There is no contradiction between true religion and science. When a religion is opposed to science it becomes mere superstition: that which is contrary to knowledge is ignorance.
These words of ‘Abdu’l-Bahá could almost end the discussion on whether or not science and religion can be reconciled, a question whose answer has seemingly continued to elude the minds of many people and whose subject forms the fourth principle of the Bahá’í teachings. For some, this balance cannot be maintained as they are utterly opposed to each other and this results in extreme antipathy to either science or religion. Another perspective, perhaps slightly more forgiving, is that science and religion should remain in their respective spheres: one sphere comprises the material world and the other sphere comprises the spiritual world, and that neither should ever come into the territory of the other. Both of these perspectives, though, seem to force a dichotomy on what appears to me to be a single reality by insisting that we must not conflate science or religion. Another perspective, and I think a more satisfying one, is to consider these two spheres to be of the same reality, and two useful tools that help us to discover essential truth.

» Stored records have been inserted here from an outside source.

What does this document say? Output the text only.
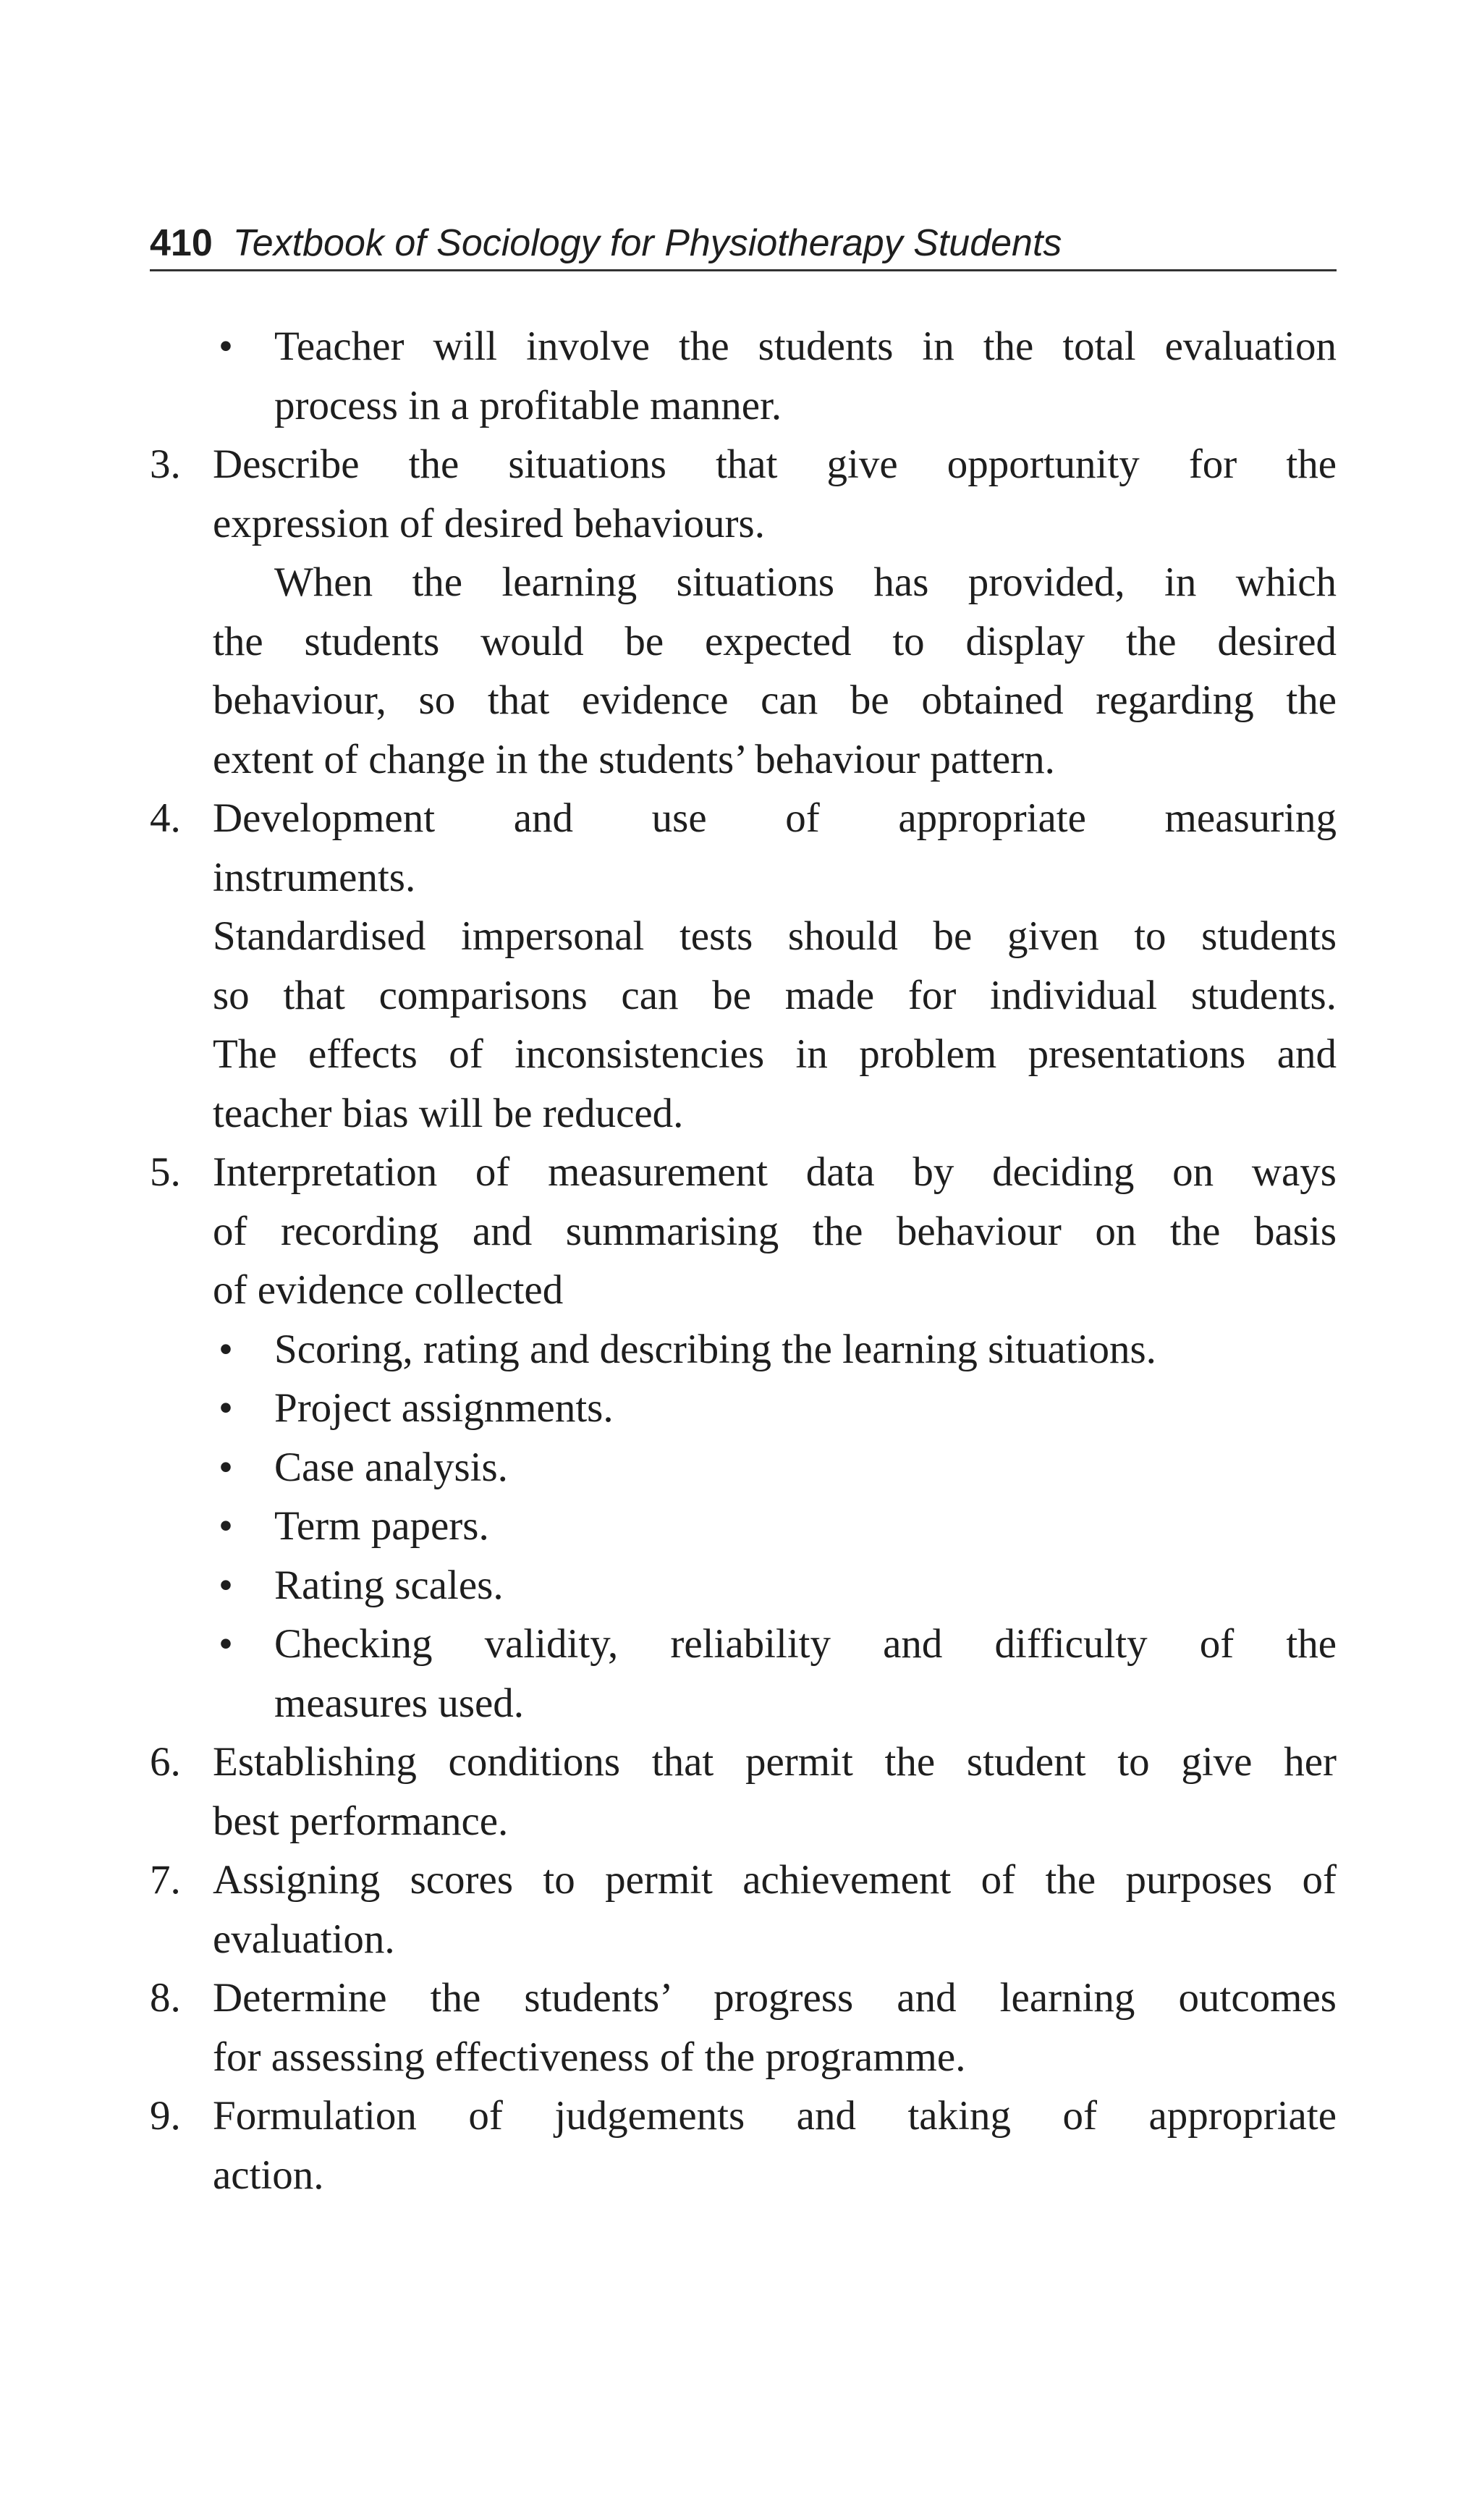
410 Textbook of Sociology for Physiotherapy Students
•	Teacher will involve the students in the total evaluation
process in a profitable manner.
3. Describe the situations that give opportunity for the
expression of desired behaviours.
When the learning situations has provided, in which
the students would be expected to display the desired
behaviour, so that evidence can be obtained regarding the
extent of change in the students’ behaviour pattern.
4. Development and use of appropriate measuring
instruments.
Standardised impersonal tests should be given to students
so that comparisons can be made for individual students.
The effects of inconsistencies in problem presentations and
teacher bias will be reduced.
5. Interpretation of measurement data by deciding on ways
of recording and summarising the behaviour on the basis
of evidence collected
•	Scoring, rating and describing the learning situations.
•	Project assignments.
•	Case analysis.
•	Term papers.
•	Rating scales.
•	Checking validity, reliability and difficulty of the
measures used.
6. Establishing conditions that permit the student to give her
best performance.
7. Assigning scores to permit achievement of the purposes of
evaluation.
8. Determine the students’ progress and learning outcomes
for assessing effectiveness of the programme.
9. Formulation of judgements and taking of appropriate
action.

This is a significant departure from the conclusions contemporary thought might arrive at. Yet, very simply, this idea of the harmony of science and religion constitutes the bedrock of Bahá’í belief regarding the relationship between the material and the spiritual. Maintaining this balance implies more than a mere system of ‘checks and balances’. Rather, it necessitates the guidance and further development of the other. Religion gives direction and inspiration to science, and science helps us to understand the deeper implications of religion — the very least of which is how to practice and apply spiritual principles to our lives.
What I find particularly interesting is that ‘Abdu’l-Bahá explains the two main parts of religion: the first being the essential and unchanging part of religion which deals with our spiritual nature, and the second being the expression of religious truth within the context of the exigencies of its revelation. The former never changes, because it is a description of spiritual reality. The latter must indeed vary as our understanding of the material world changes, but this does not mean that the world necessarily changes.
From here, we can see where parallels can be formed. Science is the process by which we gain an ever-greater understanding of ourselves and our environment, and the infinite relationships that operate between and among the two. Religion provides us with the spiritual end-point that we can achieve through the use of science and reason.
With this in mind, we are left without any justification to believe that either of these spheres of reality is intrinsically in opposition to the other. Conversely, we are left with an impression that our involvement in these mutually reinforcing tools will secure the well-being of humanity. How much more does this realization demand of our participation in the prevalent discourses of science and religion?! ‘Abdu’l-Bahá leaves us with a promise: “When religion, shorn of its superstitions, traditions, and unintelligent dogmas, shows its conformity with science, then will there be a great unifying, cleansing force in the world which will sweep before it all wars, disagreements, discords and struggles—and then will mankind be united in the power of the Love of God.”